In May 2015, Buster asked Mechanics Bank for an estimate of his retirement benefits. Mechanics Bank told him that it had no obligation to pay him benefits under the SERP because he had signed the release. Eventually, Buster sued, alleging claims for denial of benefits under ERISA, equitable estoppel, and reformation of the separation agreement.

Mechanics Bank moved to dismiss.

First, it contended that the release agreement was unambiguous; second, it argued that ERISA’s equitable remedies were not available to Buster, either because he was seeking to reform the separation agreement, which was not an ERISA plan document, or because the SERP, as a top-hat plan, could not be enforced under ERISA.

The United States District Court for the Northern District of California denied the bank’s motion to dismiss Buster’s claims.

First, the court concluded that the separation agreement was ambiguous because it failed to mention the SERP and it was not clear whether the release of claims arising under ERISA included “claims for benefits from a plan governed by ERISA.”

Adding to the ambiguity, the bank had allegedly told Buster that his benefits under the SERP would not be affected. The “hurried nature of the execution of the [separation agreement” also “justified Buster’s reliance” on this statement and the language as drafted.

The court found that Buster had successfully alleged “that Mechanics Bank cheated Buster out of his SERP benefits by telling him the release would not affect his pension yet, once the ink was dry, the bank reversed field and insisted that the release had done just that.”
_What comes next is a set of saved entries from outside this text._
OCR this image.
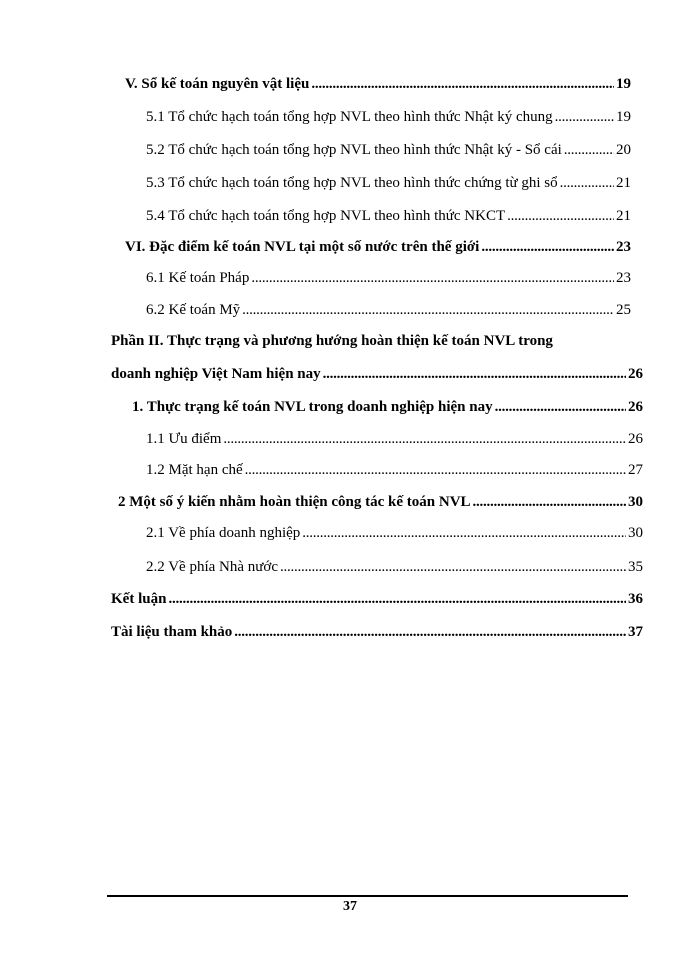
V. Sổ kế toán nguyên vật liệu . . .	19
5.1 Tổ chức hạch toán tổng hợp NVL theo hình thức Nhật ký chung . . .	19
5.2 Tổ chức hạch toán tổng hợp NVL theo hình thức Nhật ký - Sổ cái . . .	20
5.3 Tổ chức hạch toán tổng hợp NVL theo hình thức chứng từ ghi sổ . . .	21
5.4 Tổ chức hạch toán tổng hợp NVL theo hình thức NKCT . . .	21
VI. Đặc điểm kế toán NVL tại một số nước trên thế giới . . .	23
6.1 Kế toán Pháp . . .	23
6.2 Kế toán Mỹ . . .	25
Phần II. Thực trạng và phương hướng hoàn thiện kế toán NVL trong
doanh nghiệp Việt Nam hiện nay . . .	26
1. Thực trạng kế toán NVL trong doanh nghiệp hiện nay . . .	26
1.1 Ưu điểm . . .	26
1.2 Mặt hạn chế . . .	27
2 Một số ý kiến nhằm hoàn thiện công tác kế toán NVL . . .	30
2.1 Về phía doanh nghiệp . . .	30
2.2 Về phía Nhà nước . . .	35
Kết luận . . .	36
Tài liệu tham khảo . . .	37
37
Next, the court considered the bank’s claim that equitable remedies were not available under ERISA because Buster was not seeking to reform the plan.

The court disagreed, holding that it could award “appropriate equitable relief” under ERISA Section 502(a)(3) to “enforce the terms of a plan,” including to “remedy inequitable conduct pertaining to a supposed waiver of plan rights.” Otherwise, a plan administrator could “cheat a retiree … with lulling misrepresentations about a cleverly-worded waiver and then spring a contrary strict construction on him with impunity.”
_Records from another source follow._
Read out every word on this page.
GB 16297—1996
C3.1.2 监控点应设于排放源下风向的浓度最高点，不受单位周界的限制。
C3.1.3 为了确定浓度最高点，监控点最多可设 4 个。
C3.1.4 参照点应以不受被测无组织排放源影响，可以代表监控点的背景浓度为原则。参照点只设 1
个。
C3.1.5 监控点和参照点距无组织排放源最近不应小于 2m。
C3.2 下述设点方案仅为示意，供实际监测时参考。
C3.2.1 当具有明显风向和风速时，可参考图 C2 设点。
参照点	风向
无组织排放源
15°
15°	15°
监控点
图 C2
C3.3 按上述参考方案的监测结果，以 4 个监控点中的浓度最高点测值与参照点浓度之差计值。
Finally, the court addressed Mechanics Bank’s argument that Section 502(a)(3) could not apply in the context of a top-hat plan like the SERP.

The court acknowledged that ERISA exempted the administrator of a top-hat plan from certain fiduciary duties, and the higher standard of care typically imposed on an ERISA fiduciary. However, agreeing with the decisions in other cases, the court found those exemptions did not immunize the top-hat plan administrator from all equitable remedies. Rather, “equitable remedies … are available for a breach of the general good faith standard of contract law by the plan administrator” of a top-hat plan.

The Buster opinion is instructive as to the remedies that may be available under ERISA for a participant who has been denied benefits, including under a top-hat plan.

However, what comes through loud and clear in the opinion is the court’s disapproval of Mechanics Bank’s heavy-handed approach toward Buster: jamming him over the Thanksgiving holiday and then cutting off his top-hat benefits based on a questionable read of the separation agreement. That’s enough to make anyone feel like a turkey.